Accepted at the EMNLP 2022
The reorganized How2-MCLS text data can be downloaded from here [Baidu Netdisk, Passcode: 6cd9], as well as video features [Baidu Netdisk, Passcode: eqqj] (derived from the original How2 dataset). The original How2 dataset for multimodal summarization is provided by https://github.com/srvk/how2-dataset.
Some demo data is placed in "data/demo_data" folder, and you can replace the demo data with the full How2-MCLS dataset, following the format of "data/demo_data" folder. Then run the following command to preprocess the data.
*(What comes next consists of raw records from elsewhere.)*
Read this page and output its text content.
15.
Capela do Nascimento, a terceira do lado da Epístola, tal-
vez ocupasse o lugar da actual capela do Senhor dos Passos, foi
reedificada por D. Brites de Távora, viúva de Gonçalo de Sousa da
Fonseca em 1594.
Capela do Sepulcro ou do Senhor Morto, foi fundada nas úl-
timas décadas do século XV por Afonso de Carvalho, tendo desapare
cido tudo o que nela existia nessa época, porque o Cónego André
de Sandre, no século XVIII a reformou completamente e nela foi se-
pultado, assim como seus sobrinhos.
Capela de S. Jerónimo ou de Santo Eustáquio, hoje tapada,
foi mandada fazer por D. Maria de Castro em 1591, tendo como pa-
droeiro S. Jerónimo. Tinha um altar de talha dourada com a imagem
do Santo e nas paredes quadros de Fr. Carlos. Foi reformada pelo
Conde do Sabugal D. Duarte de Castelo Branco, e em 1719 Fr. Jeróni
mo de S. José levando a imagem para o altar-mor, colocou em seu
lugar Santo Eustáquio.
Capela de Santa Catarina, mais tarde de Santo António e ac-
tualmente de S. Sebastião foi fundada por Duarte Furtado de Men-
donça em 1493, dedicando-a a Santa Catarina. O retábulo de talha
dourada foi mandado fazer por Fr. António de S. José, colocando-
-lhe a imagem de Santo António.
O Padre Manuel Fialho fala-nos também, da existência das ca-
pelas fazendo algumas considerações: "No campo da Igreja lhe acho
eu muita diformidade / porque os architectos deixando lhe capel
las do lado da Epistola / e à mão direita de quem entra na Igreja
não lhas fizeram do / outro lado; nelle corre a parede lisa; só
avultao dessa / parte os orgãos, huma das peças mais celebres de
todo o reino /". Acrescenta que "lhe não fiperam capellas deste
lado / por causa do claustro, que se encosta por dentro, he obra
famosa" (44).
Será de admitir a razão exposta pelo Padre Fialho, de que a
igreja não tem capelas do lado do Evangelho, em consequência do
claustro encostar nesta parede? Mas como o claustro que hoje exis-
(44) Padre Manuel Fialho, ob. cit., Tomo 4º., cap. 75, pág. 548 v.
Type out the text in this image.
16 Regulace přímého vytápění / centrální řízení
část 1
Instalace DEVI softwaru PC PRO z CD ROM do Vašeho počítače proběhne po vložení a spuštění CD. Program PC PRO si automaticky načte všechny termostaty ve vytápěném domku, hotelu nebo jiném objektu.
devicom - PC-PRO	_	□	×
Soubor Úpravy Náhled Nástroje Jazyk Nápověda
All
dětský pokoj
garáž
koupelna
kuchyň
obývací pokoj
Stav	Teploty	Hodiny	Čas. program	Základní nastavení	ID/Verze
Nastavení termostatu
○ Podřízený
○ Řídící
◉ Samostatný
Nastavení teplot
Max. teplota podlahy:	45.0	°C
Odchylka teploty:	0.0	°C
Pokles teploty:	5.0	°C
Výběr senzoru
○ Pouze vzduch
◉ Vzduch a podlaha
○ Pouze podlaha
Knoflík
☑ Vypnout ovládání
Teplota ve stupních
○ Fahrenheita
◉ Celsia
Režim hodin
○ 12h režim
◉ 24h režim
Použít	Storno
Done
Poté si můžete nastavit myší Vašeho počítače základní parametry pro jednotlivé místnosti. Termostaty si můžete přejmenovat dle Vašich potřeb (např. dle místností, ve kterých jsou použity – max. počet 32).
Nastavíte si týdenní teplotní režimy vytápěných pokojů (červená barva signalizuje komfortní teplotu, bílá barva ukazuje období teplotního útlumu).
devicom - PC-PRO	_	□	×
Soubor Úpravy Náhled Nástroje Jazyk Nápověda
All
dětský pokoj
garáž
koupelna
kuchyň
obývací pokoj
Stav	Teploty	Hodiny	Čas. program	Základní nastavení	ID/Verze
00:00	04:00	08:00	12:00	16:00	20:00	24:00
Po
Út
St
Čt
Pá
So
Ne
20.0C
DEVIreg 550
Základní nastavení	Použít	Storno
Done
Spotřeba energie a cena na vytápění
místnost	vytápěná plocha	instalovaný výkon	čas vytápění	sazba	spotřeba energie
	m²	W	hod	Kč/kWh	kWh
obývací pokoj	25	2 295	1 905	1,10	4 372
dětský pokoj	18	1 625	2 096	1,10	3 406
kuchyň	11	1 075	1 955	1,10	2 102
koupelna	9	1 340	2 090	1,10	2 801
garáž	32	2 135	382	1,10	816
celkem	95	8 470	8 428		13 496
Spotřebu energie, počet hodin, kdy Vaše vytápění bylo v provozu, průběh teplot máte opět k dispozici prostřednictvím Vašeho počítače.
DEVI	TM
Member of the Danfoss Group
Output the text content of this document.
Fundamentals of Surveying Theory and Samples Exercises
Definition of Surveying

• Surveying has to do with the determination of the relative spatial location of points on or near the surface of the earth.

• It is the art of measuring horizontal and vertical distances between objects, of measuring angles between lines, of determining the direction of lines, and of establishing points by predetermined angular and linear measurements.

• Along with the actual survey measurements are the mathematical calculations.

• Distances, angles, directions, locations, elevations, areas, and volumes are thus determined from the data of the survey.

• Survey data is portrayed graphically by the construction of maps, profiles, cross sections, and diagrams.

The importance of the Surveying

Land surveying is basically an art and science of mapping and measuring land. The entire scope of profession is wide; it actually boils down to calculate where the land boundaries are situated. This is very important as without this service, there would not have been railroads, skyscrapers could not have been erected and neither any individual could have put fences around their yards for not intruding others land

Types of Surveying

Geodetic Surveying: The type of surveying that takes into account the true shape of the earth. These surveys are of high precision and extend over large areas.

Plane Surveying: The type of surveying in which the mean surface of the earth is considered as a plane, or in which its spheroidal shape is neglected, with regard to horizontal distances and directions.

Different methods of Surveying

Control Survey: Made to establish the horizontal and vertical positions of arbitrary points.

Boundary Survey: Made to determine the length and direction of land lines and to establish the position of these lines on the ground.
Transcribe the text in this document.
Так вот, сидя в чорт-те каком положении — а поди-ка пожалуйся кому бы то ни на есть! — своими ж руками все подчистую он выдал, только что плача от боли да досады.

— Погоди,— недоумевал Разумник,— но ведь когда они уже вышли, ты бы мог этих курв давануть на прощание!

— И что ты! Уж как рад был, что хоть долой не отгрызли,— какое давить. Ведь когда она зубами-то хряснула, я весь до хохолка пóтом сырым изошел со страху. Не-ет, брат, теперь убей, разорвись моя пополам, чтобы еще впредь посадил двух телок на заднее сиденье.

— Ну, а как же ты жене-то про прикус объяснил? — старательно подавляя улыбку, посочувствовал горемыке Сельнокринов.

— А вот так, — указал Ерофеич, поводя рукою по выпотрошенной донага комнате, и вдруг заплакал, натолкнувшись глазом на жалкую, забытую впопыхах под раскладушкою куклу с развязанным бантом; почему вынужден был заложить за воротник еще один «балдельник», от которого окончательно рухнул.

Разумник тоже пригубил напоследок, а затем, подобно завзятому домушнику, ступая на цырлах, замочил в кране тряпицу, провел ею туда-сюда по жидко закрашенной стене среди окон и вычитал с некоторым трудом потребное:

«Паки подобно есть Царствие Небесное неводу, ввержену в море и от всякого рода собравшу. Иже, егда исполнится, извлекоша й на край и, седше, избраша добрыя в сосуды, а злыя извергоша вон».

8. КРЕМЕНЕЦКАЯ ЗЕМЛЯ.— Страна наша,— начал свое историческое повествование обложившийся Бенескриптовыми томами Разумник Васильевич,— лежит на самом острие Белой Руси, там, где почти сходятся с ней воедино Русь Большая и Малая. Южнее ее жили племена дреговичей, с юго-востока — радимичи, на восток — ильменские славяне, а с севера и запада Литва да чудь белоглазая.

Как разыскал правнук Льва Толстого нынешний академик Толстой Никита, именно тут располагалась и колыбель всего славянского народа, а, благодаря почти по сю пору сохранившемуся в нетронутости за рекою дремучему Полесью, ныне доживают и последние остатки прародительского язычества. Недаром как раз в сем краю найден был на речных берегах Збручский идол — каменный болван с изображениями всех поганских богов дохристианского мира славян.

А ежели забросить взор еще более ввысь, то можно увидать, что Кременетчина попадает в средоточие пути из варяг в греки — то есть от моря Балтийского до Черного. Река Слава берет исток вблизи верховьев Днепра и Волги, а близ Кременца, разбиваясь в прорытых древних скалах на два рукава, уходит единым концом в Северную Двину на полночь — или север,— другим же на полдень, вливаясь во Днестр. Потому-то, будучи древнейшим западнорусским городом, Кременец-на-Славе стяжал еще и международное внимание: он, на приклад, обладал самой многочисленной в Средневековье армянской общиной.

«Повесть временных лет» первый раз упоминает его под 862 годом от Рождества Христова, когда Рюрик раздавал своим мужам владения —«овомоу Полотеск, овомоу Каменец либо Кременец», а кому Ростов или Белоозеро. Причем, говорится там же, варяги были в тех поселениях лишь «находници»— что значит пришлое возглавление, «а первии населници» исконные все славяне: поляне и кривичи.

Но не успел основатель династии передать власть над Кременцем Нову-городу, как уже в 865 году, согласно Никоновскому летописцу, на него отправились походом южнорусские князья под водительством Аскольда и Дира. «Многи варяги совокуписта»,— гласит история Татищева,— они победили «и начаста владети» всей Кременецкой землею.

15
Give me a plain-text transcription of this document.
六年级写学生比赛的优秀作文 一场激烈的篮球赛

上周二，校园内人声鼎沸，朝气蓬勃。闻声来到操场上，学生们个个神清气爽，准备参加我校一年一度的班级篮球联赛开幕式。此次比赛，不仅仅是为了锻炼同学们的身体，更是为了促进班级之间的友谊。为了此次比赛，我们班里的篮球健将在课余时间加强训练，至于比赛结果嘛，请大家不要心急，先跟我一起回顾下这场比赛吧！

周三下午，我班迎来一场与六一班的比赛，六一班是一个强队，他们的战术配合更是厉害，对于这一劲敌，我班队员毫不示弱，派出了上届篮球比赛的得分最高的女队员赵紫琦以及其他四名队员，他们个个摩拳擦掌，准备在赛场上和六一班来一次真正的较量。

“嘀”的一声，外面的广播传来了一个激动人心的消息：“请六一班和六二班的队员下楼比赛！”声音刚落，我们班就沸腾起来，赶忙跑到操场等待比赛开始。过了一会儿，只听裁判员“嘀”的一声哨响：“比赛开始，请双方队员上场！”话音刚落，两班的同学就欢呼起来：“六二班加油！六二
python preprocess.py #Please modify the data storage path configuration.
You can run the following script commands to execute the training and prediction procedures of the proposed models, VDF, VDF-TS-E, and VDF-TS-V.
VDF
./run_scripts/VDF.sh
VDF-TS-E
./run_scripts/VDF-TS-E.sh
VDF-TS-V
./run_scripts/VDF-TS-V.sh
Alternatively, we also provide a well-trained first-stage model [Baidu Netdisk, Passcode: rcqo] that you can choose to use directly to skip the first-stage training in the triple-stage training framework.
nmtpytorch library is used to evaluate models, which includes BLEU (1, 2, 3, 4), ROUGE-L, METEOR, and CIDEr evaluation metrics.
As an alternative, nlg-eval evaluation library can obtain the same evaluation scores as nmtpytorch.
In addition, ROUGE evaluation library is used to calculate the ROUGE (1, 2, L) score.
We are very grateful that the code is based on MFN, nmtpytorch, fairseq, machine-translation, and Transformers.